その写真を見せても里中と高崎は要領を得ず、キョトンととしているだけだった。
もうダメだ。
あの写真のでも咲の事を思い出してくれないなんて……。
もうどうやって咲の事を伝えたら良いのか分からない。
どうすれば咲のことを思い出してくれるか見当も付かない。
もう誰も咲のことを思い出せない。
……もう二度と咲と会えない。
今までずっと心の中にあった不安。
考えないようにしていた疑念。
目を逸らし続けた絶望。
それがついに無視できない現実になってしまった。
全身から力が抜けていく。
視界が涙で歪んでいく。
ああ俺、今、一体どんな顔をしてんだろうな。
里中と高崎が心配そうに顔を覗き込んでくる。
「ねぇ……大丈夫?」
そう言う高崎はきっと、いきなり訳が分からない喧嘩をふっかけてきた俺を、それでも本気で心配してるんだろうな。
殴り合いになるかって勢いで言い争いしてた里中だって、目を丸くして驚いて、「どうしたんだよ。」と声を掛けてくる。
二人とも本当に心配してくれてるんだろう。本当に良い奴なんだろう。
でも、……大丈夫じゃねぇよ。
二人が本気で心配してくれる分だけ、二人が本当に咲のことを憶えていないと思い知らさせる。
一緒に捜して欲しい。
咲がいなくなったって聞いて、驚いて、戸惑って、心配して欲しい。
だけどさ、お前ら、俺が今どうしてこんな気持ちでいるかさえ分かんないんだろ?
そんなの……、大丈夫なはずねぇだろう……。
こみ上げてくる嗚咽を奥歯を食いしばって噛み殺す。
それでも涙ばかりは頬を伝い、それでも何とか「なんでもねぇよ。」と言おうとした、その時、
「それ咲ちゃんの写真でしょ?」と、
ずっと、ずっと欲しかった言葉は思いも寄らないところから飛んできた。
三琴だ。
いつからいたのか分からない。
けど、三琴は俺たちの喧嘩を遠巻きに眺めていた人垣の間をすり抜けて俺のスマホを一瞥すると、たしかに「咲ちゃん」って、そう言ったんだ。
「三琴!?
お前、……咲のことを……覚憶えているのか?」
声が震えていた。唇が震えていた。聞き間違いじゃないかなんて思ったりもした。
けど、となりで里中が「三琴も知ってんの?そのサキって子」なんて素っ頓狂な声をあげてる。
聞き間違いなんかじゃない。
良かった、咲のことを憶えている人がいた。
なのに三琴は俺たち三人の顔を見比べて、まるでスマホをトイレに落としたかのような顔をして凍り付いてしまった。
「おい……」
嫌な予感がする。
前は……そうだ。
咲のことを知らない。「あなたに妹なんていない」って言った三琴は、咲の姿を見た途端、咲を妹だと言い出した。
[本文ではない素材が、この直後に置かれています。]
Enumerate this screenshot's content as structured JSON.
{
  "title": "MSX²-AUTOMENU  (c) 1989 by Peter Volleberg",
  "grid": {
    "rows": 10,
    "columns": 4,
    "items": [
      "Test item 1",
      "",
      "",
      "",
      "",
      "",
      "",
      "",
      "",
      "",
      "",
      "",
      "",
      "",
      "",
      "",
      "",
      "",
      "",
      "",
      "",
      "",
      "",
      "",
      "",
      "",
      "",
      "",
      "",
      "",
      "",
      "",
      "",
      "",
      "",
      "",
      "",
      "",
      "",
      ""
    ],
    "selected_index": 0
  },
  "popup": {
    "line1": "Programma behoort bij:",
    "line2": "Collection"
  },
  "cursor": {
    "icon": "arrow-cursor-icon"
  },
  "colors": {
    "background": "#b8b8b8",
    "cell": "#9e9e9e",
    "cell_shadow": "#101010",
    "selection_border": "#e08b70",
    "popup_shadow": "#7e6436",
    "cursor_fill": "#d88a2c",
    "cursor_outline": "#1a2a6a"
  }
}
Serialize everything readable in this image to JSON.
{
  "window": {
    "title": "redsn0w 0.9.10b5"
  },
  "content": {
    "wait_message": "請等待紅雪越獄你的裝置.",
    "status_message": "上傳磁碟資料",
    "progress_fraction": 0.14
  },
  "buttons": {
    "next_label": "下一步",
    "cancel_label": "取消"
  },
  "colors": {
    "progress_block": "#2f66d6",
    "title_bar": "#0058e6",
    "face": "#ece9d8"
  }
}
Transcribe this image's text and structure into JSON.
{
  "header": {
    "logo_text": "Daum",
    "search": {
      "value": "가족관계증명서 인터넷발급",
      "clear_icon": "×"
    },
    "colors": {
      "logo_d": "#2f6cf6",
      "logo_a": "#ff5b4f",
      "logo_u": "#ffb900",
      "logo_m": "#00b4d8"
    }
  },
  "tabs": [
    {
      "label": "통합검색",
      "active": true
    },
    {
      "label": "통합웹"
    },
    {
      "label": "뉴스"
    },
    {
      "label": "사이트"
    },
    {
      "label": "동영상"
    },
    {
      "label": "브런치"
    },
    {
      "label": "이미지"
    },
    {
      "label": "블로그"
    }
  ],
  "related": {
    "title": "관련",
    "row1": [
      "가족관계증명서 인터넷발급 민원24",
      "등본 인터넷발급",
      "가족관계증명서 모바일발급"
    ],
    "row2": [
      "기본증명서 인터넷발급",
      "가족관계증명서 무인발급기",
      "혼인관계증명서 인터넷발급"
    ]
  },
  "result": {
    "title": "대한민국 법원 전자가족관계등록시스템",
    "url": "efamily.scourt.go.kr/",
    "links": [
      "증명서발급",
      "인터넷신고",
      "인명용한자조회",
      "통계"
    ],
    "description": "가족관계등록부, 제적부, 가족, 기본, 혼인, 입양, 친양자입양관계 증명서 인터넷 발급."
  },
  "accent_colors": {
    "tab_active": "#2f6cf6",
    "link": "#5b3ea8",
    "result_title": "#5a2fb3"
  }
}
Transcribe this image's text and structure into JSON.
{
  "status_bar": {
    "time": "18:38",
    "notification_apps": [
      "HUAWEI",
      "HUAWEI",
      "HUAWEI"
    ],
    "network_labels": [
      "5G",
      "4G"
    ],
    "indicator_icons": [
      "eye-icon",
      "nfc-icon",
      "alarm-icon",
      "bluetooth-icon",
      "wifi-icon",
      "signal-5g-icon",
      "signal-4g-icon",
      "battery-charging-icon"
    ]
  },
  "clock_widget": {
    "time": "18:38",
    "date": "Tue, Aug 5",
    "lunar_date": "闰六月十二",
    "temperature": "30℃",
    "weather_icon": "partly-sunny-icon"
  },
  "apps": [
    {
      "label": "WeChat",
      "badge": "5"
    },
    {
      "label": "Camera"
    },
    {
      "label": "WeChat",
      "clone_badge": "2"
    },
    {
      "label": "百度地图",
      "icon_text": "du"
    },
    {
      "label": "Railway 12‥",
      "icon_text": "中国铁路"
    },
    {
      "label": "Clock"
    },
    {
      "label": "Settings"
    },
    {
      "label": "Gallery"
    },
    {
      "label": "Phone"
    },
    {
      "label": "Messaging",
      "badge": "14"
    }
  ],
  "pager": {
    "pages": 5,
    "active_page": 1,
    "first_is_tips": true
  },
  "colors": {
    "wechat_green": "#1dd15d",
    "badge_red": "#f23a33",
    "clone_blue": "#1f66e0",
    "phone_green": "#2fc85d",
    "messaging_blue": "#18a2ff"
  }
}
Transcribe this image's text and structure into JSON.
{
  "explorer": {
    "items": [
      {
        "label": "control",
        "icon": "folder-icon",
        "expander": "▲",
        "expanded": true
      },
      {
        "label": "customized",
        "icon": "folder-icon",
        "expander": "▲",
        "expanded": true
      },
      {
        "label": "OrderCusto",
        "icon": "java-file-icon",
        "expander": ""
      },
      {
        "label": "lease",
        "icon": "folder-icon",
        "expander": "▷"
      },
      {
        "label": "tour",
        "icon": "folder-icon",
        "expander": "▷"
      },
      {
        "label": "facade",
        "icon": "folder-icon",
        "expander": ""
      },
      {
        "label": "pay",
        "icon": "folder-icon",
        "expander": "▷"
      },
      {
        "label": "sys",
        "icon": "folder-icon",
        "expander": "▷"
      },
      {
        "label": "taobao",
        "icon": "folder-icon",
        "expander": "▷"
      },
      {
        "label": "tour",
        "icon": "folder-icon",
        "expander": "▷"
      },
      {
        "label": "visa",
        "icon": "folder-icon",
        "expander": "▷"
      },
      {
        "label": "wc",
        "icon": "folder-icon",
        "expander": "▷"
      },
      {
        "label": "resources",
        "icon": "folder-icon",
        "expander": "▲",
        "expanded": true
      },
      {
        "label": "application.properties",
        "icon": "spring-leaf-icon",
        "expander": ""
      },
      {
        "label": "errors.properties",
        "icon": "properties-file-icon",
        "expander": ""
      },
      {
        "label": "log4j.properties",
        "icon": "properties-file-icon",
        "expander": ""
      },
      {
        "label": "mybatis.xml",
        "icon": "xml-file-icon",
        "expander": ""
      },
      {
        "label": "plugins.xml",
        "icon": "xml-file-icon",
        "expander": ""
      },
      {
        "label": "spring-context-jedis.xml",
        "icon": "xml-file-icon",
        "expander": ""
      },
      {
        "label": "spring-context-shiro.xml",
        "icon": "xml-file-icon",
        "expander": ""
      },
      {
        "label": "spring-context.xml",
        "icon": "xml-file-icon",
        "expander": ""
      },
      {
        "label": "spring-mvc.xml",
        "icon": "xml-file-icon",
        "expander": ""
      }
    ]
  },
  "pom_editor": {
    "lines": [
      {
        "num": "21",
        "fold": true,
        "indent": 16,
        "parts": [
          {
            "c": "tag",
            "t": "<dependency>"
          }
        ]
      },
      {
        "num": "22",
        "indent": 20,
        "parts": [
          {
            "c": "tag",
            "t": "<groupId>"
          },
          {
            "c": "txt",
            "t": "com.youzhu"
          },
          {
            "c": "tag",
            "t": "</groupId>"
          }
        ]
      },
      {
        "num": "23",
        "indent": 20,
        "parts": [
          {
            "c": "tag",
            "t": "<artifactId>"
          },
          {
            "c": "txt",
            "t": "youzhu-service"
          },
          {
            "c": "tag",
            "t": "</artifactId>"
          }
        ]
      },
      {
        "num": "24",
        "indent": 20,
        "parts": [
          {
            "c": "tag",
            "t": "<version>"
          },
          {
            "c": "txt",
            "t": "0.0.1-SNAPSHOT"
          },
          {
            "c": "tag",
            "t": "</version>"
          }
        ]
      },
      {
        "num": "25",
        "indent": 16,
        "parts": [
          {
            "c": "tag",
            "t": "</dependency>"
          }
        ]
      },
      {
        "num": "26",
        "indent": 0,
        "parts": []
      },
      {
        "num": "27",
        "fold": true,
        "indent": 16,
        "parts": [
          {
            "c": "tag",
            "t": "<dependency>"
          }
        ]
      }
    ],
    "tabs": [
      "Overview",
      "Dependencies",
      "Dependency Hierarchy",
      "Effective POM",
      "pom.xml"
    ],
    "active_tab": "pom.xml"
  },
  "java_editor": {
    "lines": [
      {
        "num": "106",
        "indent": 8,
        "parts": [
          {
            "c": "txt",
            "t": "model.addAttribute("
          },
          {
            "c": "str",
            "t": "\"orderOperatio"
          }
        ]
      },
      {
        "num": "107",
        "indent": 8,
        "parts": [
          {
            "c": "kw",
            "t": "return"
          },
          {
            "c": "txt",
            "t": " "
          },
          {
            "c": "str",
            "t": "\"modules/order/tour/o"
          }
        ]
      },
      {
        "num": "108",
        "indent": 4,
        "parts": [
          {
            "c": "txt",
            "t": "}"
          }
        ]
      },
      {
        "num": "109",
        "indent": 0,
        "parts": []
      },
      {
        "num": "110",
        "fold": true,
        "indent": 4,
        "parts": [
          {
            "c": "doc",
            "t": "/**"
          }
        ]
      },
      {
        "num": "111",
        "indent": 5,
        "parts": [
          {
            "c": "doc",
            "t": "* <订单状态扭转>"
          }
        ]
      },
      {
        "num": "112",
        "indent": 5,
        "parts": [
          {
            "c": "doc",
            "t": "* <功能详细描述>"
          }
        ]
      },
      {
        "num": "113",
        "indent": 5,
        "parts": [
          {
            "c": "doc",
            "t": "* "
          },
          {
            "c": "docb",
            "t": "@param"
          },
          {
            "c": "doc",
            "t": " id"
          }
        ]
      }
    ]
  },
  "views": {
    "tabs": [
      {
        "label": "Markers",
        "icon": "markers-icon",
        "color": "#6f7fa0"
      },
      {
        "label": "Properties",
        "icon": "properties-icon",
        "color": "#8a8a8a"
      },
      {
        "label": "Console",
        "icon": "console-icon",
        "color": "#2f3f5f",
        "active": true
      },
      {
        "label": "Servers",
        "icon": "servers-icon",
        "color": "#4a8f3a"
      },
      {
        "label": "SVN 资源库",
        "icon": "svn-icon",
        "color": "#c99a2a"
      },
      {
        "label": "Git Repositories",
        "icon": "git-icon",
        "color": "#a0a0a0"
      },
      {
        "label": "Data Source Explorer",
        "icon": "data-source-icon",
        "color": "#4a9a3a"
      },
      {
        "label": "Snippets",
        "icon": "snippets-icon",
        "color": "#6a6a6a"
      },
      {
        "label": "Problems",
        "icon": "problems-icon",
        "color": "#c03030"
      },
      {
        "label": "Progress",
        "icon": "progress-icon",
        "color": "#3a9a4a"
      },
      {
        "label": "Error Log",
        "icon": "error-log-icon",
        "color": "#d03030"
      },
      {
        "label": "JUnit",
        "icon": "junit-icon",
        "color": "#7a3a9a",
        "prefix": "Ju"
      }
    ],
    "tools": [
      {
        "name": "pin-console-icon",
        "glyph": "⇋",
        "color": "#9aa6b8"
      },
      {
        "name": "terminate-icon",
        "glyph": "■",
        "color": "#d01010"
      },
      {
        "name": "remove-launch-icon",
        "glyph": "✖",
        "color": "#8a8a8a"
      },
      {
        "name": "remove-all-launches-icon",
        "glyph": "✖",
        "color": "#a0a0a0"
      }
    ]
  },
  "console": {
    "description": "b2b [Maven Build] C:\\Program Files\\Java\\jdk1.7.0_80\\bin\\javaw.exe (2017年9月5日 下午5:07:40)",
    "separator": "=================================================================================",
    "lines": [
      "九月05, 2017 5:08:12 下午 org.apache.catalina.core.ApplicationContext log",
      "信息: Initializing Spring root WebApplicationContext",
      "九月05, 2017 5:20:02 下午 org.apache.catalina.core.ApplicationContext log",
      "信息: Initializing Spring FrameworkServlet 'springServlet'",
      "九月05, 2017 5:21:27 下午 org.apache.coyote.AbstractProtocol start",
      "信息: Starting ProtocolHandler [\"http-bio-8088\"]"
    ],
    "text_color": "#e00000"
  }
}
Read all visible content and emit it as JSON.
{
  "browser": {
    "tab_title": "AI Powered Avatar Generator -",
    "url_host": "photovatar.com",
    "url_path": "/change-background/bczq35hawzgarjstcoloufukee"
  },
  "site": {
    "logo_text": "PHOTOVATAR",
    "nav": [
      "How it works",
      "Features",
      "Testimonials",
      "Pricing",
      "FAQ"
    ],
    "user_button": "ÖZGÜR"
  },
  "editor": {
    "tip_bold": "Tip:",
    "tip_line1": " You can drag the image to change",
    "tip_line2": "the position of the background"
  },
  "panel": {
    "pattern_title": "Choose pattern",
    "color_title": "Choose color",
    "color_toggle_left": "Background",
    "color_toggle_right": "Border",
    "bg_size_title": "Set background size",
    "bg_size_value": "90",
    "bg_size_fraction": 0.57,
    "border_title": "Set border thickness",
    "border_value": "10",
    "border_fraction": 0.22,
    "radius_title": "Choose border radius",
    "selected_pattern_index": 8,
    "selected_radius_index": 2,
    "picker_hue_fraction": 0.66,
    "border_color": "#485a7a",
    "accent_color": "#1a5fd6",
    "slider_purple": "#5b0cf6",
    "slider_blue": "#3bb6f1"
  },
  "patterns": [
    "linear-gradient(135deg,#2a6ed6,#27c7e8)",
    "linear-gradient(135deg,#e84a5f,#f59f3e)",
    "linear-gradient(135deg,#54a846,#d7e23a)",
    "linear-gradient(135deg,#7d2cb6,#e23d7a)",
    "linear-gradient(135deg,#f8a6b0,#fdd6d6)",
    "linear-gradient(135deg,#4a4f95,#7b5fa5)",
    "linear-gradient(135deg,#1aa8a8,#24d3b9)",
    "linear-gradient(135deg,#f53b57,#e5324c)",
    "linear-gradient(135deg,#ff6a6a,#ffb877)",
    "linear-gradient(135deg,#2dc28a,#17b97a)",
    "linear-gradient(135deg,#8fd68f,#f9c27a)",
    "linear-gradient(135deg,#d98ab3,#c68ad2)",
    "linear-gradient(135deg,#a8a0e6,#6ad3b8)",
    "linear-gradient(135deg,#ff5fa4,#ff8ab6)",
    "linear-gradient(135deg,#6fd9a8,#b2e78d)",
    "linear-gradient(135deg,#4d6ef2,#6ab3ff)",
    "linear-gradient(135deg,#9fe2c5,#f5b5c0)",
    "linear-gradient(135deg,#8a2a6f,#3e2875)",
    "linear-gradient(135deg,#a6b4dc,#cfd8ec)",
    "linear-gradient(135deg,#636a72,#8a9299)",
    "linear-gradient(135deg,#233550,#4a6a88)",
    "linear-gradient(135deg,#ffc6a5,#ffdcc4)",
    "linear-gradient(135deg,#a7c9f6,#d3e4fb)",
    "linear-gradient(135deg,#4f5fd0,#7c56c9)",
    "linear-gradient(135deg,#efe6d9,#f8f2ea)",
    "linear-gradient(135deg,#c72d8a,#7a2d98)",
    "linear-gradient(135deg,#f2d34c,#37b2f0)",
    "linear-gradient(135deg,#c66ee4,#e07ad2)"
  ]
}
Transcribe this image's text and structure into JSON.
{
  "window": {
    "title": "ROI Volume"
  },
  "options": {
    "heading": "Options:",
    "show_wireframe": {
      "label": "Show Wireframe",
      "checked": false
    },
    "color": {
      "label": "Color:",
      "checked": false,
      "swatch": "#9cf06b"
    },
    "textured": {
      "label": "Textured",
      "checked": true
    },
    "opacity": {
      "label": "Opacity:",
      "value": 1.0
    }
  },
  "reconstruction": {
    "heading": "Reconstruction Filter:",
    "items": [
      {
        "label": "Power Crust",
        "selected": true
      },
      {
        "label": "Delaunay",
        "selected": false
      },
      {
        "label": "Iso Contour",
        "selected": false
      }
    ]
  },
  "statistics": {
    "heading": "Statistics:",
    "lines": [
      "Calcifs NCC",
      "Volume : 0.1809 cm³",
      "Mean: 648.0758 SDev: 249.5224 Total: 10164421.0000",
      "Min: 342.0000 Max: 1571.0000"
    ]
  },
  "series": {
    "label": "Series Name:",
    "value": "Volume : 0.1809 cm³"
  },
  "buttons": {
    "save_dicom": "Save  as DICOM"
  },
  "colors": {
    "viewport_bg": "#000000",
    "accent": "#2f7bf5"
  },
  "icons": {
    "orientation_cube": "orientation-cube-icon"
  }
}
だったら今度は反対に、急に咲の事なんて知らない。憶えていないって言い出してもおかしくない。
「おい!」
声を掛けても三琴は凍り付いたままで返事がない。
おい、止めてくれ。マジで、頼むよ。
せっかく、ようやく、やっと咲のことを憶えてるやつに会えたんだ。
それが、こんな目の前で振り出しに戻れなんて酷すぎる。
「おいってば!!」
何度声を掛けても返事をしない三琴。
思わず声は怒鳴り声になり、三琴の肩を掴んでは力一杯に揺り動かした。
頼む。頼むから。早く正気に戻ってくれよ!!
それでも三琴は目を逸らしたまま返事をしない。
………………
…………
……
って、なんかヘンだ。
どれだけ揺り動かしても返事のしない三琴は、気を失ってるわけでも放心してるわけでもなく、明らかに首を捻り顔を背け目を逸らしていた。
コレ、わざと無視してるだろ!?
「三琴!!!」
「ちょっと黙ってて!!!」
……ちょっと黙ってて!?!?
まさかそんな返事が来るとは予想してなくて、思わずコクンと頷いたのを合図に、三琴はまるで難解な数式を解くかのように思考に没頭していく。
って、なんでだよ!!!
「三琴!お前、いい加減にしろよ!!」
三琴は知っている。
咲のことを知っている。
それもただ知ってるだけじゃない。
それは勘。ただの直感だ。だけどそれは確信だった。
ただ知ってるだけならこんな反応しないはず。
三琴は咲のナニカを知っている。
それを聞き出そうと声を荒げた瞬間、三琴は踵を返して逃げ出した。